Beside us was a lone middle-aged lady with a tablet. She glanced our way, and immediately I thought that we might be annoying her with our chatter and banging and my constant need to remind Zachary about inside voices. 
She got up to leave about 5 minutes after we sat down, but before she left, she turned around.
"Oh, here it comes," I thought to myself.
"You have beautiful boys." She said, placing a hand on my shoulder.
"Thank you!" I said, smiling, and since I have one of those faces that shows all my emotions, I'm sure I looked slightly taken aback.
"You're doing a wonderful job. Have a great day," she said, as she walked away.

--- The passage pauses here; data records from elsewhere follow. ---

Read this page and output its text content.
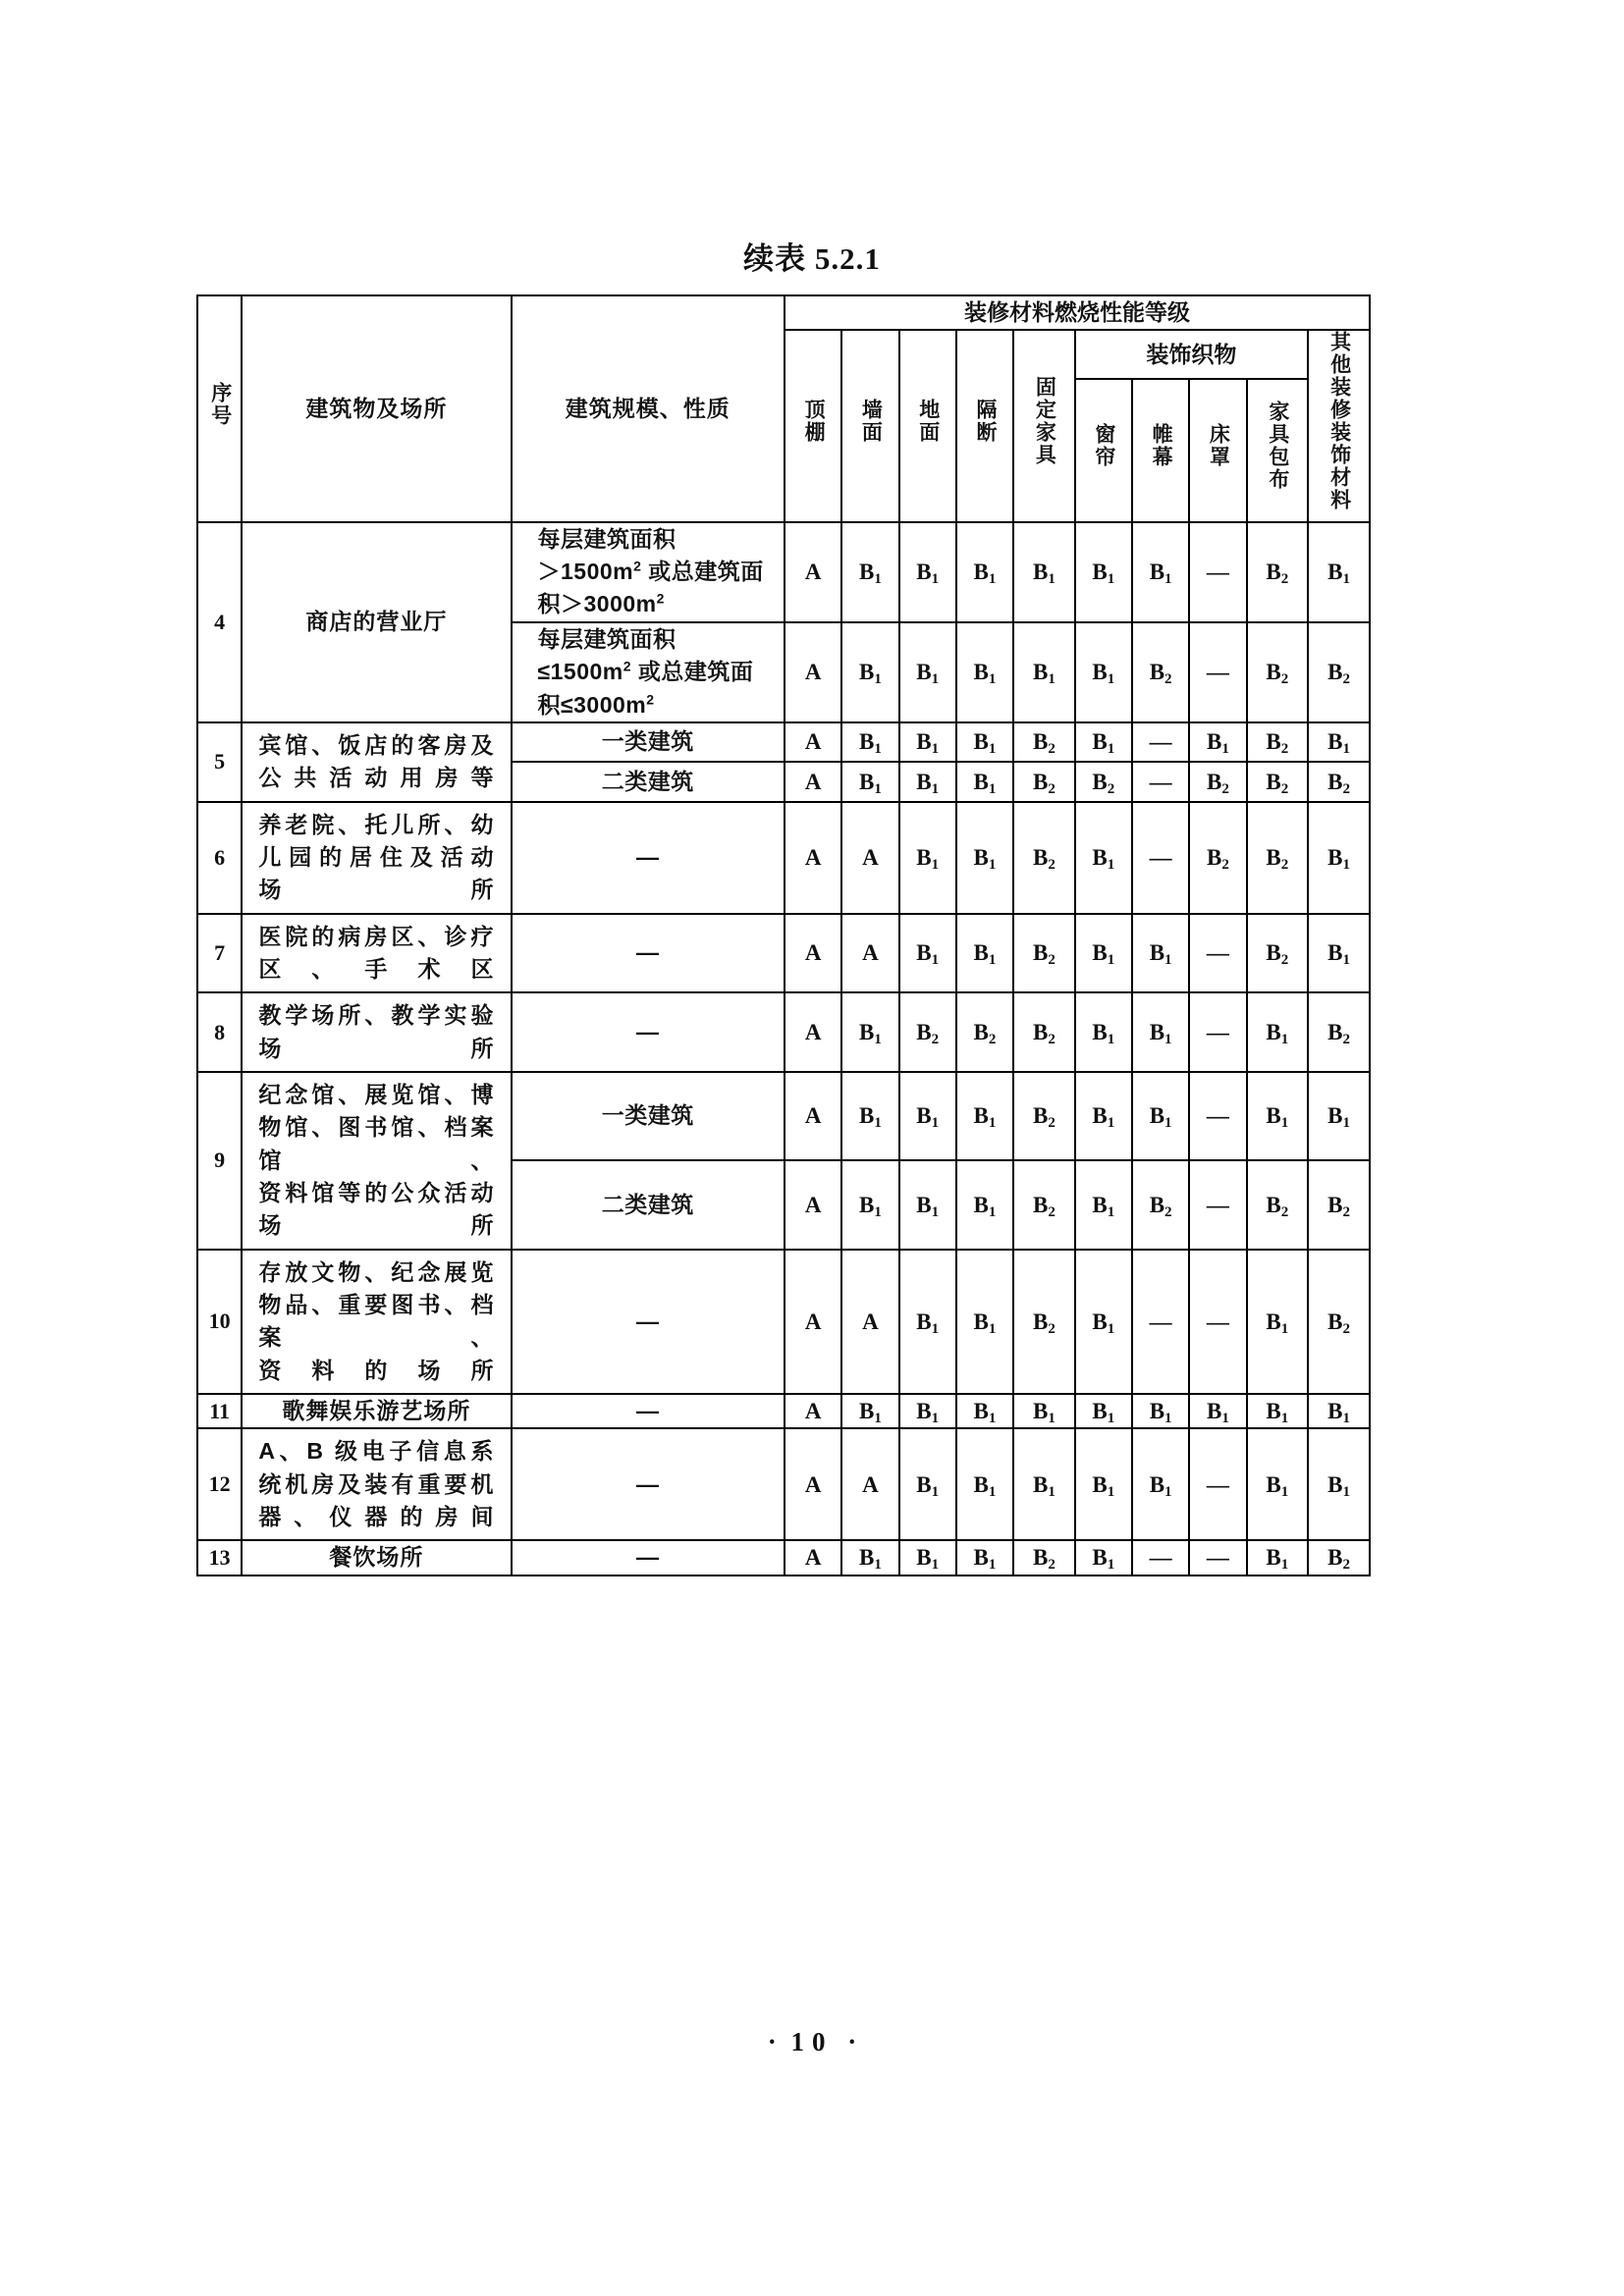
续表 5.2.1
序号	建筑物及场所	建筑规模、性质	装修材料燃烧性能等级									
			顶棚	墙面	地面	隔断	固定家具	装饰织物				其他装修装饰材料
								窗帘	帷幕	床罩	家具包布	
4	商店的营业厅	每层建筑面积
$>1500m^2$ 或总建筑面
积$>3000m^2$	A	$B_1$	$B_1$	$B_1$	$B_1$	$B_1$	$B_1$	—	$B_2$	$B_1$
		每层建筑面积
$\le 1500m^2$ 或总建筑面
积$\le 3000m^2$	A	$B_1$	$B_1$	$B_1$	$B_1$	$B_1$	$B_2$	—	$B_2$	$B_2$
5	宾馆、饭店的客房及
公共活动用房等	一类建筑	A	$B_1$	$B_1$	$B_1$	$B_2$	$B_1$	—	$B_1$	$B_2$	$B_1$
		二类建筑	A	$B_1$	$B_1$	$B_1$	$B_2$	$B_2$	—	$B_2$	$B_2$	$B_2$
6	养老院、托儿所、幼
儿园的居住及活动
场所	—	A	A	$B_1$	$B_1$	$B_2$	$B_1$	—	$B_2$	$B_2$	$B_1$
7	医院的病房区、诊疗
区、手术区	—	A	A	$B_1$	$B_1$	$B_2$	$B_1$	$B_1$	—	$B_2$	$B_1$
8	教学场所、教学实验
场所	—	A	$B_1$	$B_2$	$B_2$	$B_2$	$B_1$	$B_1$	—	$B_1$	$B_2$
9	纪念馆、展览馆、博
物馆、图书馆、档案馆、
资料馆等的公众活动
场所	一类建筑	A	$B_1$	$B_1$	$B_1$	$B_2$	$B_1$	$B_1$	—	$B_1$	$B_1$
		二类建筑	A	$B_1$	$B_1$	$B_1$	$B_2$	$B_1$	$B_2$	—	$B_2$	$B_2$
10	存放文物、纪念展览
物品、重要图书、档案、
资料的场所	—	A	A	$B_1$	$B_1$	$B_2$	$B_1$	—	—	$B_1$	$B_2$
11	歌舞娱乐游艺场所	—	A	$B_1$	$B_1$	$B_1$	$B_1$	$B_1$	$B_1$	$B_1$	$B_1$	$B_1$
12	A、B 级电子信息系
统机房及装有重要机
器、仪器的房间	—	A	A	$B_1$	$B_1$	$B_1$	$B_1$	$B_1$	—	$B_1$	$B_1$
13	餐饮场所	—	A	$B_1$	$B_1$	$B_1$	$B_2$	$B_1$	—	—	$B_1$	$B_2$
· 10 ·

Day. Made. Hope. Restored.

Z and Me. Martin is banging on a chair with a stick and therefore not in the photo.

SIX:

I'm currently sitting at a gorgeous patio table that Joseph and I touched up with some paint on my deck. We've done so much to this little home of ours to make it beautiful and livable and I'm just so thankful for him and all his hard work. 
Meanwhile, inside the house are nicks in the fairly new paint and scratches in the hardwood and dents in the drywall. We just can't seem to keep this house perfect everywhere.
But as I was lying on the playroom carpet under a pile of two toddlers this morning, tickling them and enjoying their laughter, I realized that the nicks and scratches are going to happen if we let our kids live here. There's going to be wrestling and hotwheels flying and Lego creations on window sills for such a short time, and eventually, all the holes will be patched and the paint perfected, and the floors won't be sticky, and I'll be able to write two sentences without hearing "Moooommmm!". And I'll be a little bit nostalgic for these little imperfections and smudges, won't I?

SEVEN:

After a hectic week, with another one coming up, I tend to need to unwind and relax and do something purely frivolous. Well guess what, writing down these little musings was it. I feel ready to take on the rest of Saturday, and maybe make some lunch for the non-verbal toddler who keeps biting me. If you've made it this far, thanks for reading all my little thoughts. I hope you have an excellent week!